The regulator said it aimed to gather data on at least 60% of the European defined benefit (DB) and hybrid market by assets, and 50% of the defined contribution (DC) market.
All countries in the European Economic Area with “material” IORP assets – defined as at least €500m of assets in total at the end of 2018 – must report data to EIOPA. This includes the UK, despite the country’s impending exit from the European Union.
For the first time, EIOPA’s assessment includes testing of schemes’ environmental, social and corporate governance (ESG) policies, designed to analyse pension funds’ focus on ESG themes and their related risk management practices.

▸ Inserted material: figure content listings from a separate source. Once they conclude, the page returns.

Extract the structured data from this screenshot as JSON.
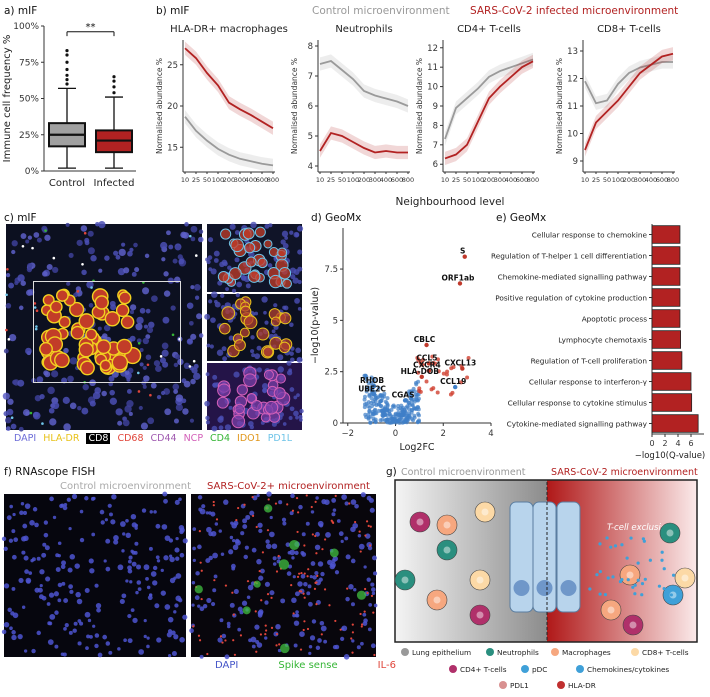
{
  "panels": {
    "a": {
      "label": "a) mIF"
    },
    "b": {
      "label": "b) mIF",
      "control": "Control microenvironment",
      "infected": "SARS-CoV-2 infected microenvironment",
      "xlabel": "Neighbourhood level"
    },
    "c": {
      "label": "c) mIF"
    },
    "d": {
      "label": "d) GeoMx"
    },
    "e": {
      "label": "e) GeoMx"
    },
    "f": {
      "label": "f) RNAscope FISH",
      "control": "Control microenvironment",
      "infected": "SARS-CoV-2+ microenvironment"
    },
    "g": {
      "label": "g)",
      "control": "Control microenvironment",
      "infected": "SARS-CoV-2 microenvironment",
      "exclusion": "T-cell exclusion"
    }
  },
  "stains_c": [
    {
      "name": "DAPI",
      "color": "#6d6dd8"
    },
    {
      "name": "HLA-DR",
      "color": "#e8c21a"
    },
    {
      "name": "CD8",
      "color": "#ffffff"
    },
    {
      "name": "CD68",
      "color": "#e0453a"
    },
    {
      "name": "CD44",
      "color": "#a05ab0"
    },
    {
      "name": "NCP",
      "color": "#d35fb8"
    },
    {
      "name": "CD4",
      "color": "#35b535"
    },
    {
      "name": "IDO1",
      "color": "#e0961a"
    },
    {
      "name": "PD1L",
      "color": "#6fc4e8"
    }
  ],
  "stains_f": [
    {
      "name": "DAPI",
      "color": "#4455c8"
    },
    {
      "name": "Spike sense",
      "color": "#35b535"
    },
    {
      "name": "IL-6",
      "color": "#e0453a"
    }
  ],
  "legend_g": {
    "lung": "Lung epithelium",
    "neut": "Neutrophils",
    "macro": "Macrophages",
    "cd8": "CD8+ T-cells",
    "cd4": "CD4+ T-cells",
    "pdc": "pDC",
    "chemo": "Chemokines/cytokines",
    "pdl1": "PDL1",
    "hladr": "HLA-DR"
  },
  "chart_data": [
    {
      "id": "a",
      "type": "box",
      "title": "",
      "ylabel": "Immune cell frequency %",
      "categories": [
        "Control",
        "Infected"
      ],
      "ylim": [
        0,
        100
      ],
      "yticks": [
        0,
        25,
        50,
        75,
        100
      ],
      "colors": [
        "#a0a0a0",
        "#b22222"
      ],
      "boxes": [
        {
          "min": 2,
          "q1": 17,
          "median": 25,
          "q3": 33,
          "max": 57
        },
        {
          "min": 2,
          "q1": 13,
          "median": 21,
          "q3": 28,
          "max": 51
        }
      ],
      "outliers": [
        [
          60,
          63,
          66,
          70,
          75,
          80,
          83
        ],
        [
          54,
          58,
          62,
          65
        ]
      ],
      "annotation": "**"
    },
    {
      "id": "b",
      "type": "line",
      "x": [
        "10",
        "25",
        "50",
        "100",
        "200",
        "300",
        "400",
        "600",
        "800"
      ],
      "ylabel": "Normalised abundance %",
      "subplots": [
        {
          "title": "HLA-DR+ macrophages",
          "ylim": [
            12,
            28
          ],
          "yticks": [
            15,
            20,
            25
          ],
          "series": [
            {
              "name": "Control",
              "color": "#9a9a9a",
              "values": [
                18.7,
                17.0,
                15.8,
                14.8,
                14.1,
                13.6,
                13.3,
                13.0,
                12.8
              ]
            },
            {
              "name": "Infected",
              "color": "#b22222",
              "values": [
                27.0,
                25.8,
                24.0,
                22.5,
                20.4,
                19.6,
                18.9,
                18.1,
                17.3
              ]
            }
          ]
        },
        {
          "title": "Neutrophils",
          "ylim": [
            3.8,
            8.2
          ],
          "yticks": [
            4,
            5,
            6,
            7,
            8
          ],
          "series": [
            {
              "name": "Control",
              "color": "#9a9a9a",
              "values": [
                7.4,
                7.5,
                7.2,
                6.9,
                6.5,
                6.35,
                6.25,
                6.15,
                6.0
              ]
            },
            {
              "name": "Infected",
              "color": "#b22222",
              "values": [
                4.5,
                5.1,
                5.0,
                4.8,
                4.6,
                4.45,
                4.5,
                4.45,
                4.45
              ]
            }
          ]
        },
        {
          "title": "CD4+ T-cells",
          "ylim": [
            5.6,
            12.4
          ],
          "yticks": [
            6,
            7,
            8,
            9,
            10,
            11,
            12
          ],
          "series": [
            {
              "name": "Control",
              "color": "#9a9a9a",
              "values": [
                7.3,
                8.9,
                9.4,
                9.9,
                10.5,
                10.8,
                11.0,
                11.2,
                11.4
              ]
            },
            {
              "name": "Infected",
              "color": "#b22222",
              "values": [
                6.3,
                6.5,
                7.0,
                8.2,
                9.4,
                10.0,
                10.5,
                11.0,
                11.3
              ]
            }
          ]
        },
        {
          "title": "CD8+ T-cells",
          "ylim": [
            8.6,
            13.4
          ],
          "yticks": [
            9,
            10,
            11,
            12,
            13
          ],
          "series": [
            {
              "name": "Control",
              "color": "#9a9a9a",
              "values": [
                11.9,
                11.1,
                11.2,
                11.8,
                12.2,
                12.4,
                12.5,
                12.6,
                12.6
              ]
            },
            {
              "name": "Infected",
              "color": "#b22222",
              "values": [
                9.4,
                10.4,
                10.8,
                11.2,
                11.7,
                12.2,
                12.5,
                12.8,
                12.9
              ]
            }
          ]
        }
      ]
    },
    {
      "id": "d",
      "type": "scatter",
      "xlabel": "Log2FC",
      "ylabel": "−log10(p-value)",
      "xlim": [
        -2.2,
        4.0
      ],
      "ylim": [
        0,
        9.5
      ],
      "xticks": [
        -2,
        0,
        2,
        4
      ],
      "yticks": [
        0,
        2.5,
        5,
        7.5
      ],
      "labels": [
        {
          "text": "S",
          "x": 2.9,
          "y": 8.1
        },
        {
          "text": "ORF1ab",
          "x": 2.7,
          "y": 6.8
        },
        {
          "text": "CBLC",
          "x": 1.3,
          "y": 3.8
        },
        {
          "text": "CCL5",
          "x": 1.4,
          "y": 2.9
        },
        {
          "text": "CXCR4",
          "x": 1.4,
          "y": 2.55
        },
        {
          "text": "HLA-DOB",
          "x": 1.1,
          "y": 2.25
        },
        {
          "text": "CXCL13",
          "x": 2.8,
          "y": 2.65
        },
        {
          "text": "CCL19",
          "x": 2.5,
          "y": 1.75
        },
        {
          "text": "RHOB",
          "x": -0.9,
          "y": 1.8
        },
        {
          "text": "UBE2C",
          "x": -0.9,
          "y": 1.4
        },
        {
          "text": "CGAS",
          "x": 0.4,
          "y": 1.1
        }
      ]
    },
    {
      "id": "e",
      "type": "bar",
      "orientation": "horizontal",
      "xlabel": "−log10(Q-value)",
      "xlim": [
        0,
        8
      ],
      "xticks": [
        0,
        2,
        4,
        6
      ],
      "categories": [
        "Cellular response to chemokine",
        "Regulation of T-helper 1 cell differentiation",
        "Chemokine-mediated signalling pathway",
        "Positive regulation of cytokine production",
        "Apoptotic process",
        "Lymphocyte chemotaxis",
        "Regulation of T-cell proliferation",
        "Cellular response to interferon-γ",
        "Cellular response to cytokine stimulus",
        "Cytokine-mediated signalling pathway"
      ],
      "values": [
        4.3,
        4.3,
        4.3,
        4.3,
        4.3,
        4.4,
        4.6,
        6.0,
        6.1,
        7.1
      ],
      "color": "#b22222"
    }
  ]
}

However, the bulk of the assessment remains concerned with the impact of a “stressed market scenario” on the sustainability of European pension funds.
EIOPA said: “Developing further the methodologies and approaches used for previous exercises, the 2019 stress test has been complemented to assess pension funds’ potential reaction to the adverse market scenario on their investment allocation to understand better possible conjoint investment behaviours that may be relevant for the stability of the financial markets.
“Also, the effects of conditional cash in- and out-flows, which may mitigate or amplify the effects of the adverse market scenario on DB pension funds, can be assessed following an enriched cash flow analysis.”
The European regulator also said it would allow “significantly more time” for pension funds and national authorities to collate and report data, following feedback on the 2017 exercise.
Pension funds will have until 19 June to submit data to national regulators, which in turn must collate the information and report to EIOPA by 28 August. The final report is expected to be published in December.
EIOPA chairman Gabriel Bernardino said: “In light of the challenging economic environment and the public’s attention to its effects on private pensions, EIOPA’s 2019 Occupational Pensions Stress Test is an important, highly relevant and timely exercise to provide insights in the sustainability and vulnerabilities of occupational pensions in Europe.”
EIOPA’s last assessment of the European pension sector, completed in 2017, drew criticism from PensionsEurope, the occupational pensions lobby group.
The assessment revealed a €700bn shortfall across the sector, but PensionsEurope disputed the significance of the finding.
It argued that EIOPA had made very strong allegations about the health of IORPs based on its own theoretical model, when this “common balance sheet” had not been adopted by the EU or any member state and the rules used at a national level did not support EIOPA’s findings.
“The differences in findings highlight how EIOPA’s model is not fit for purpose,” PensionsEurope said.
The full timeline for the 2019 stress test is available on EIOPA’s website, including reporting templates for DB, DC and hybrid schemes.